Managed programs are playing a greater role in Canadians’ overall investment portfolios, as indicated by the rapid growth of such products as Franklin Templeton Investments Corp.’s Quotential Program.

Franklin Templeton says Quotential has attracted $5 billion in assets under management in just three years and seven months.

“Our high net worth specialists developed this program in response to our clients’ demands for a simple way to bundle together a portfolio of funds that could meet their varying investment goals and risk tolerances,” says Don Reed, president and CEO of Franklin Templeton. “And we’re still listening to our clients, expanding the program from four to seven portfolios as their investment needs have evolved.”
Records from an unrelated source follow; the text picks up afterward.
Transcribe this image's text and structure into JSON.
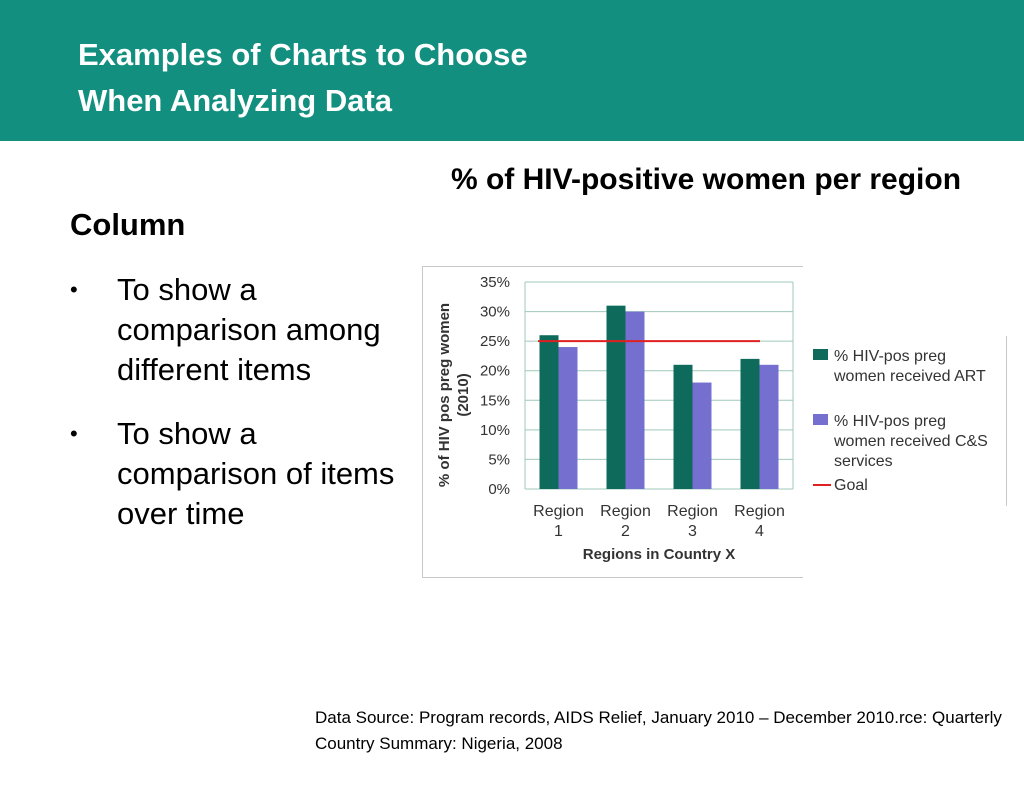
{
  "header": {
    "title_line1": "Examples of Charts to Choose",
    "title_line2": "When Analyzing Data"
  },
  "left": {
    "section_title": "Column",
    "bullet_symbol": "•",
    "bullets": [
      "To show a comparison among different items",
      "To show a comparison of items over time"
    ]
  },
  "colors": {
    "header_bg": "#138f80",
    "series_art": "#0e6b5c",
    "series_cs": "#7570d0",
    "goal": "#e02020",
    "grid": "#9fc9b8"
  },
  "chart_data": {
    "type": "bar",
    "title": "% of HIV-positive women per region",
    "xlabel": "Regions in Country X",
    "ylabel_line1": "% of HIV pos preg women",
    "ylabel_line2": "(2010)",
    "categories": [
      [
        "Region",
        "1"
      ],
      [
        "Region",
        "2"
      ],
      [
        "Region",
        "3"
      ],
      [
        "Region",
        "4"
      ]
    ],
    "ylim": [
      0,
      35
    ],
    "yticks": [
      "0%",
      "5%",
      "10%",
      "15%",
      "20%",
      "25%",
      "30%",
      "35%"
    ],
    "ytick_values": [
      0,
      5,
      10,
      15,
      20,
      25,
      30,
      35
    ],
    "series": [
      {
        "name_line1": "% HIV-pos preg",
        "name_line2": "women received ART",
        "name_line3": "",
        "values": [
          26,
          31,
          21,
          22
        ]
      },
      {
        "name_line1": "% HIV-pos preg",
        "name_line2": "women received C&S",
        "name_line3": "services",
        "values": [
          24,
          30,
          18,
          21
        ]
      }
    ],
    "goal": {
      "name": "Goal",
      "value": 25
    },
    "grid": true,
    "legend_position": "right"
  },
  "source": {
    "line1": "Data Source: Program records, AIDS Relief, January 2010 – December 2010.rce: Quarterly",
    "line2": "Country Summary: Nigeria, 2008"
  }
}
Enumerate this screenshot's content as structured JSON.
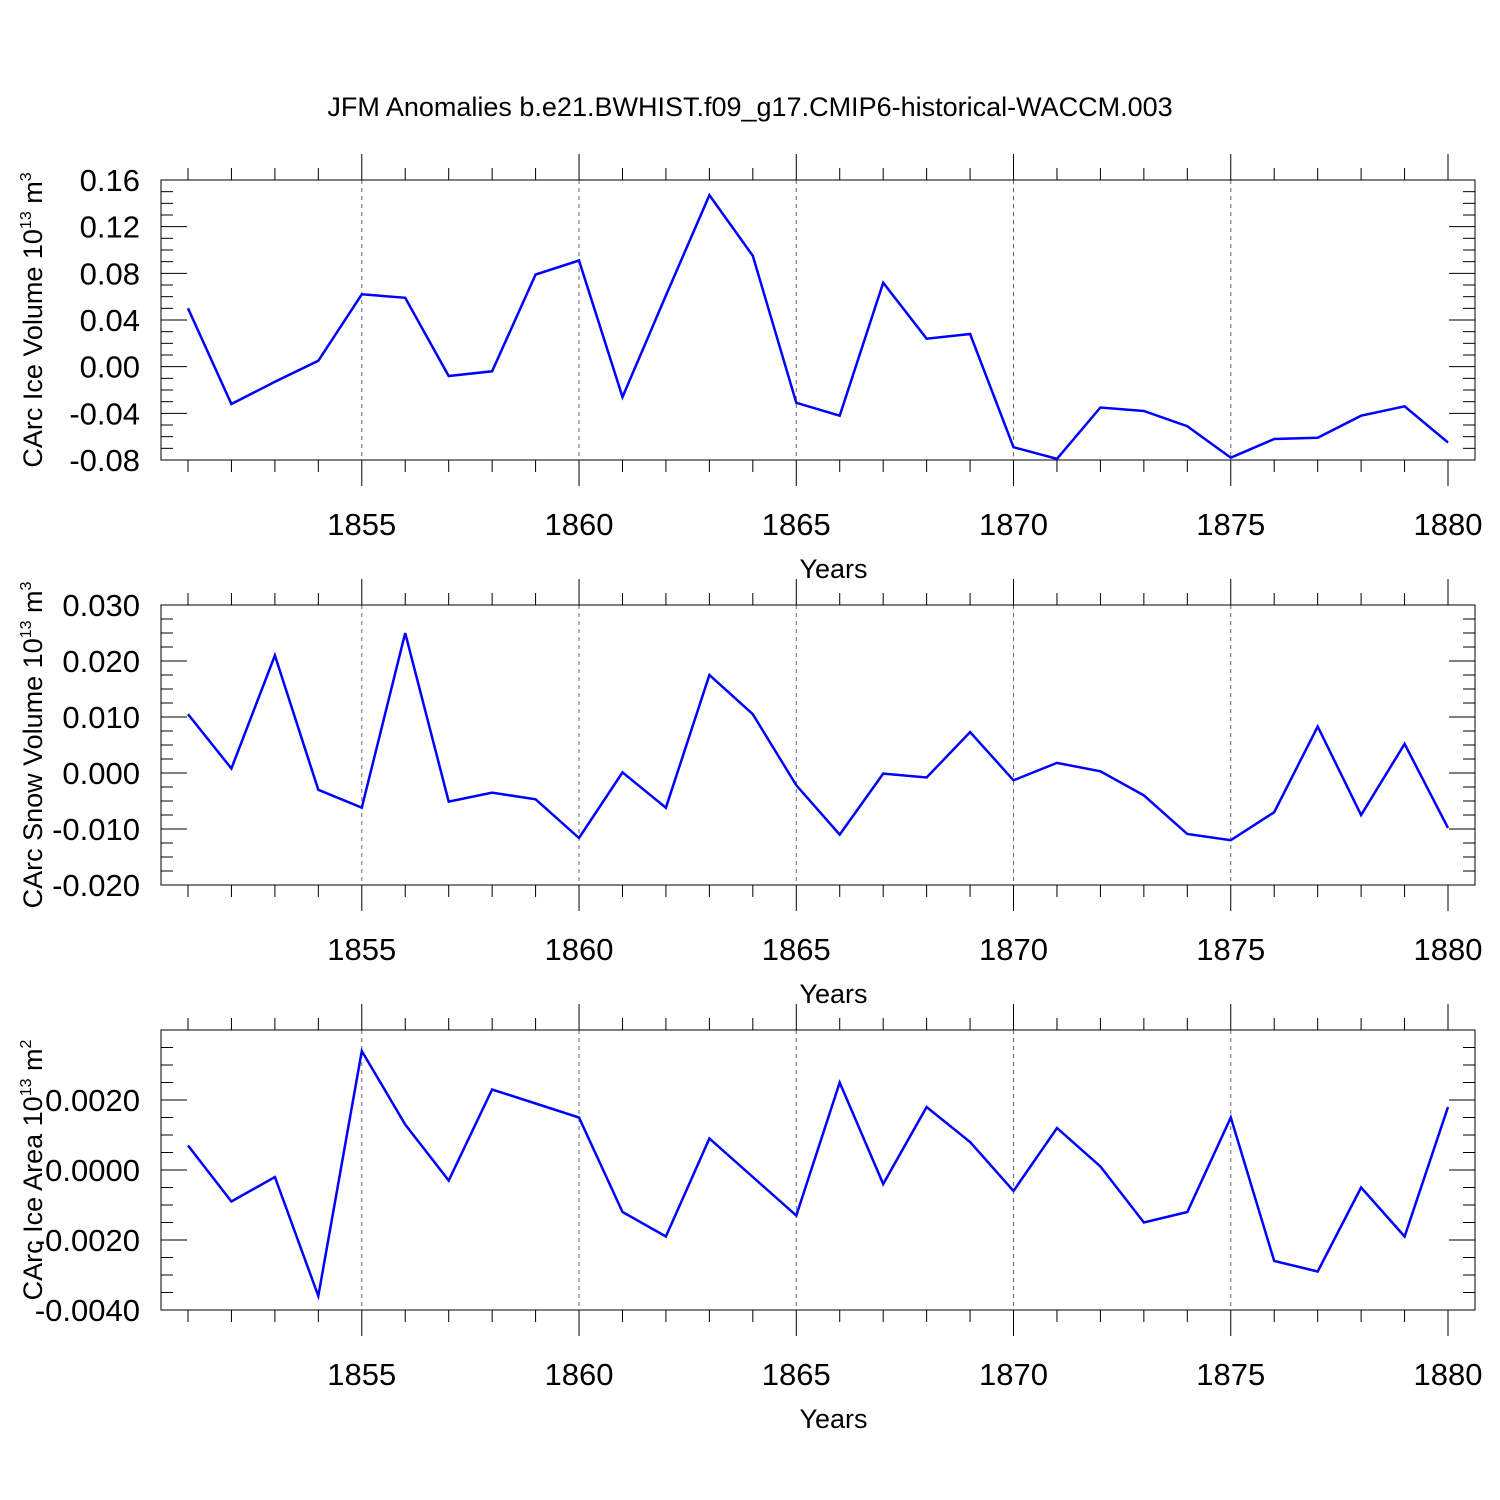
{
  "chart_data": [
    {
      "type": "line",
      "title": "JFM Anomalies b.e21.BWHIST.f09_g17.CMIP6-historical-WACCM.003",
      "xlabel": "Years",
      "ylabel": {
        "text": "CArc Ice Volume 10",
        "sup1": "13",
        "mid": " m",
        "sup2": "3"
      },
      "xlim": [
        1851,
        1880
      ],
      "ylim": [
        -0.08,
        0.16
      ],
      "yticks": [
        -0.08,
        -0.04,
        0.0,
        0.04,
        0.08,
        0.12,
        0.16
      ],
      "ytick_labels": [
        "-0.08",
        "-0.04",
        "0.00",
        "0.04",
        "0.08",
        "0.12",
        "0.16"
      ],
      "xticks": [
        1855,
        1860,
        1865,
        1870,
        1875,
        1880
      ],
      "xtick_labels": [
        "1855",
        "1860",
        "1865",
        "1870",
        "1875",
        "1880"
      ],
      "grid": "vertical dashed at major x ticks",
      "color": "#0000ff",
      "series": [
        {
          "name": "CArc Ice Volume",
          "x": [
            1851,
            1852,
            1853,
            1854,
            1855,
            1856,
            1857,
            1858,
            1859,
            1860,
            1861,
            1862,
            1863,
            1864,
            1865,
            1866,
            1867,
            1868,
            1869,
            1870,
            1871,
            1872,
            1873,
            1874,
            1875,
            1876,
            1877,
            1878,
            1879,
            1880
          ],
          "values": [
            0.05,
            -0.032,
            -0.013,
            0.005,
            0.062,
            0.059,
            -0.008,
            -0.004,
            0.079,
            0.091,
            -0.026,
            0.061,
            0.147,
            0.095,
            -0.031,
            -0.042,
            0.072,
            0.024,
            0.028,
            -0.069,
            -0.079,
            -0.035,
            -0.038,
            -0.051,
            -0.078,
            -0.062,
            -0.061,
            -0.042,
            -0.034,
            -0.065
          ]
        }
      ]
    },
    {
      "type": "line",
      "xlabel": "Years",
      "ylabel": {
        "text": "CArc Snow Volume 10",
        "sup1": "13",
        "mid": " m",
        "sup2": "3"
      },
      "xlim": [
        1851,
        1880
      ],
      "ylim": [
        -0.02,
        0.03
      ],
      "yticks": [
        -0.02,
        -0.01,
        0.0,
        0.01,
        0.02,
        0.03
      ],
      "ytick_labels": [
        "-0.020",
        "-0.010",
        "0.000",
        "0.010",
        "0.020",
        "0.030"
      ],
      "xticks": [
        1855,
        1860,
        1865,
        1870,
        1875,
        1880
      ],
      "xtick_labels": [
        "1855",
        "1860",
        "1865",
        "1870",
        "1875",
        "1880"
      ],
      "grid": "vertical dashed at major x ticks",
      "color": "#0000ff",
      "series": [
        {
          "name": "CArc Snow Volume",
          "x": [
            1851,
            1852,
            1853,
            1854,
            1855,
            1856,
            1857,
            1858,
            1859,
            1860,
            1861,
            1862,
            1863,
            1864,
            1865,
            1866,
            1867,
            1868,
            1869,
            1870,
            1871,
            1872,
            1873,
            1874,
            1875,
            1876,
            1877,
            1878,
            1879,
            1880
          ],
          "values": [
            0.0105,
            0.0008,
            0.021,
            -0.003,
            -0.0062,
            0.025,
            -0.0051,
            -0.0035,
            -0.0047,
            -0.0116,
            0.0001,
            -0.0062,
            0.0175,
            0.0105,
            -0.0022,
            -0.011,
            -0.0001,
            -0.0008,
            0.0073,
            -0.0013,
            0.0018,
            0.0003,
            -0.004,
            -0.0109,
            -0.012,
            -0.007,
            0.0083,
            -0.0075,
            0.0052,
            -0.0098
          ]
        }
      ]
    },
    {
      "type": "line",
      "xlabel": "Years",
      "ylabel": {
        "text": "CArc Ice Area 10",
        "sup1": "13",
        "mid": " m",
        "sup2": "2"
      },
      "xlim": [
        1851,
        1880
      ],
      "ylim": [
        -0.004,
        0.004
      ],
      "yticks": [
        -0.004,
        -0.002,
        0.0,
        0.002
      ],
      "ytick_labels": [
        "-0.0040",
        "-0.0020",
        "0.0000",
        "0.0020"
      ],
      "xticks": [
        1855,
        1860,
        1865,
        1870,
        1875,
        1880
      ],
      "xtick_labels": [
        "1855",
        "1860",
        "1865",
        "1870",
        "1875",
        "1880"
      ],
      "grid": "vertical dashed at major x ticks",
      "color": "#0000ff",
      "series": [
        {
          "name": "CArc Ice Area",
          "x": [
            1851,
            1852,
            1853,
            1854,
            1855,
            1856,
            1857,
            1858,
            1859,
            1860,
            1861,
            1862,
            1863,
            1864,
            1865,
            1866,
            1867,
            1868,
            1869,
            1870,
            1871,
            1872,
            1873,
            1874,
            1875,
            1876,
            1877,
            1878,
            1879,
            1880
          ],
          "values": [
            0.0007,
            -0.0009,
            -0.0002,
            -0.0036,
            0.0034,
            0.0013,
            -0.0003,
            0.0023,
            0.0019,
            0.0015,
            -0.0012,
            -0.0019,
            0.0009,
            -0.0002,
            -0.0013,
            0.0025,
            -0.0004,
            0.0018,
            0.0008,
            -0.0006,
            0.0012,
            0.0001,
            -0.0015,
            -0.0012,
            0.0015,
            -0.0026,
            -0.0029,
            -0.0005,
            -0.0019,
            0.0018
          ]
        }
      ]
    }
  ]
}
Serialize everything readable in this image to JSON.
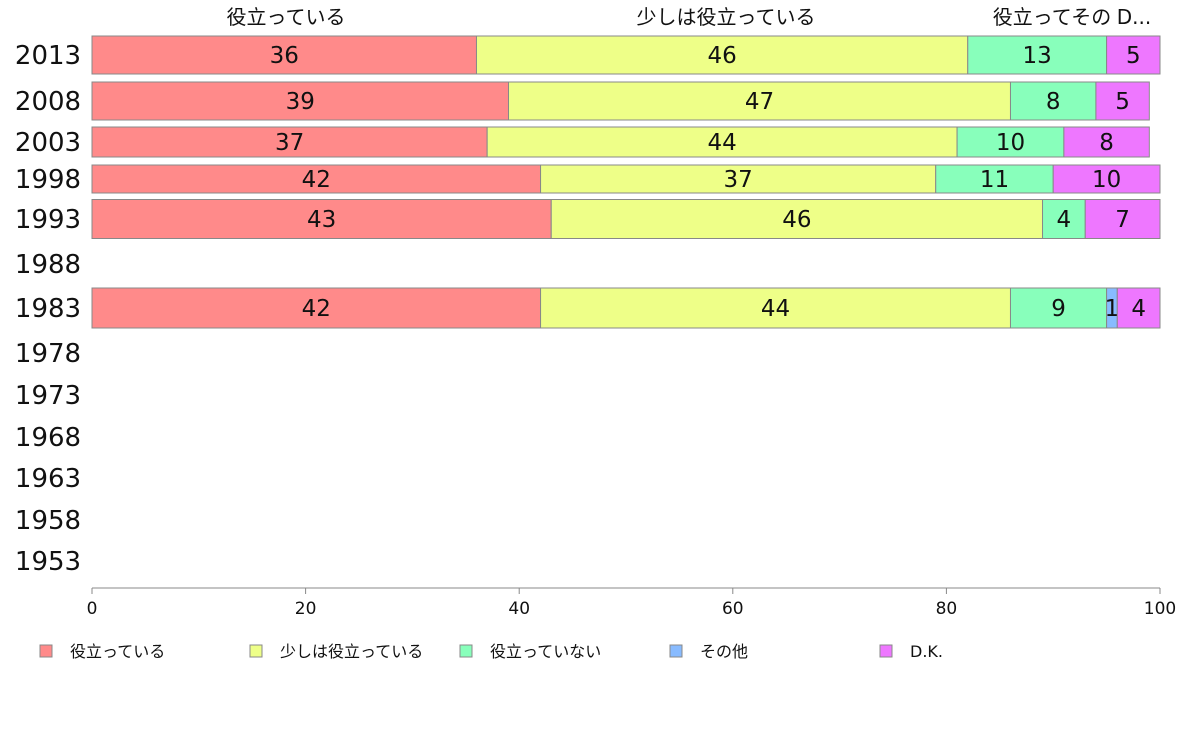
{
  "chart_data": {
    "type": "bar",
    "orientation": "horizontal",
    "stacked": true,
    "categories": [
      "2013",
      "2008",
      "2003",
      "1998",
      "1993",
      "1988",
      "1983",
      "1978",
      "1973",
      "1968",
      "1963",
      "1958",
      "1953"
    ],
    "series": [
      {
        "name": "役立っている",
        "color": "#ff8a8a",
        "values": [
          36,
          39,
          37,
          42,
          43,
          null,
          42,
          null,
          null,
          null,
          null,
          null,
          null
        ]
      },
      {
        "name": "少しは役立っている",
        "color": "#eeff88",
        "values": [
          46,
          47,
          44,
          37,
          46,
          null,
          44,
          null,
          null,
          null,
          null,
          null,
          null
        ]
      },
      {
        "name": "役立っていない",
        "color": "#88ffbb",
        "values": [
          13,
          8,
          10,
          11,
          4,
          null,
          9,
          null,
          null,
          null,
          null,
          null,
          null
        ]
      },
      {
        "name": "その他",
        "color": "#88bbff",
        "values": [
          0,
          0,
          0,
          0,
          0,
          null,
          1,
          null,
          null,
          null,
          null,
          null,
          null
        ]
      },
      {
        "name": "D.K.",
        "color": "#ee77ff",
        "values": [
          5,
          5,
          8,
          10,
          7,
          null,
          4,
          null,
          null,
          null,
          null,
          null,
          null
        ]
      }
    ],
    "top_labels": [
      "役立っている",
      "少しは役立っている",
      "役立ってその",
      "D..."
    ],
    "xlim": [
      0,
      100
    ],
    "xticks": [
      0,
      20,
      40,
      60,
      80,
      100
    ],
    "grid": false,
    "legend_position": "bottom",
    "bar_border_color": "#888888"
  }
}
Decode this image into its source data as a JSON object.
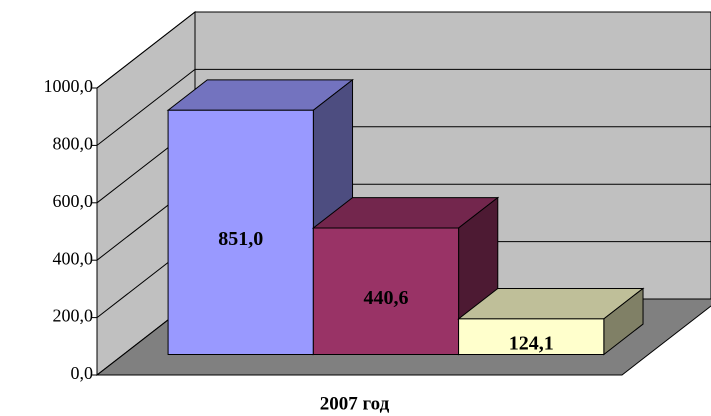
{
  "chart_data": {
    "type": "bar3d",
    "categories": [
      "2007 год"
    ],
    "series": [
      {
        "color": "#9999ff",
        "values": [
          851.0
        ],
        "value_labels": [
          "851,0"
        ]
      },
      {
        "color": "#993366",
        "values": [
          440.6
        ],
        "value_labels": [
          "440,6"
        ]
      },
      {
        "color": "#ffffcc",
        "values": [
          124.1
        ],
        "value_labels": [
          "124,1"
        ]
      }
    ],
    "ylim": [
      0,
      1000
    ],
    "yticks": [
      {
        "value": 0,
        "label": "0,0"
      },
      {
        "value": 200,
        "label": "200,0"
      },
      {
        "value": 400,
        "label": "400,0"
      },
      {
        "value": 600,
        "label": "600,0"
      },
      {
        "value": 800,
        "label": "800,0"
      },
      {
        "value": 1000,
        "label": "1000,0"
      }
    ],
    "grid": true
  }
}
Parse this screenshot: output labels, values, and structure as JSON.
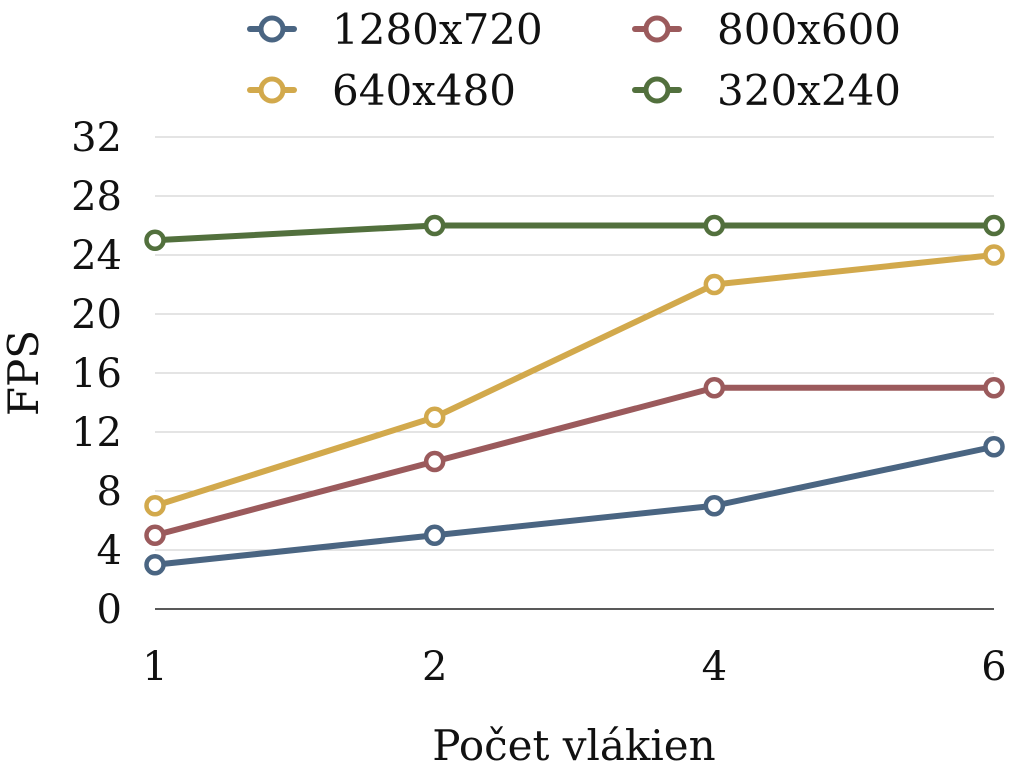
{
  "chart_data": {
    "type": "line",
    "title": "",
    "xlabel": "Počet vlákien",
    "ylabel": "FPS",
    "categories": [
      "1",
      "2",
      "4",
      "6"
    ],
    "ylim": [
      0,
      32
    ],
    "yticks": [
      0,
      4,
      8,
      12,
      16,
      20,
      24,
      28,
      32
    ],
    "grid": true,
    "legend_position": "top",
    "series": [
      {
        "name": "1280x720",
        "color": "#4a6582",
        "values": [
          3,
          5,
          7,
          11
        ]
      },
      {
        "name": "800x600",
        "color": "#9b5a5c",
        "values": [
          5,
          10,
          15,
          15
        ]
      },
      {
        "name": "640x480",
        "color": "#d2a94c",
        "values": [
          7,
          13,
          22,
          24
        ]
      },
      {
        "name": "320x240",
        "color": "#52703d",
        "values": [
          25,
          26,
          26,
          26
        ]
      }
    ]
  }
}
Quotential is managed by Franklin Templeton Investments Private Client Group, which brings more than 20 years’ experience providing portfolio management and advisory services to affluent Canadian investors.

The program provides an all-in-one solution for investors who are looking for diversification by investment style, asset class, market cap and geographical region. Reed believes that it’s this diversification that is the driver behind the success of Quotential.

“In my years of working with investment legend Sir John Templeton, one concept he always emphasized to me was the importance of diversification,” says Reed.

The numbers are showing that investors have been heeding this advice. According to Investor Economics, managed programs grew in assets by 24% while stand-alone funds only grew in assets by 13%, in 2005.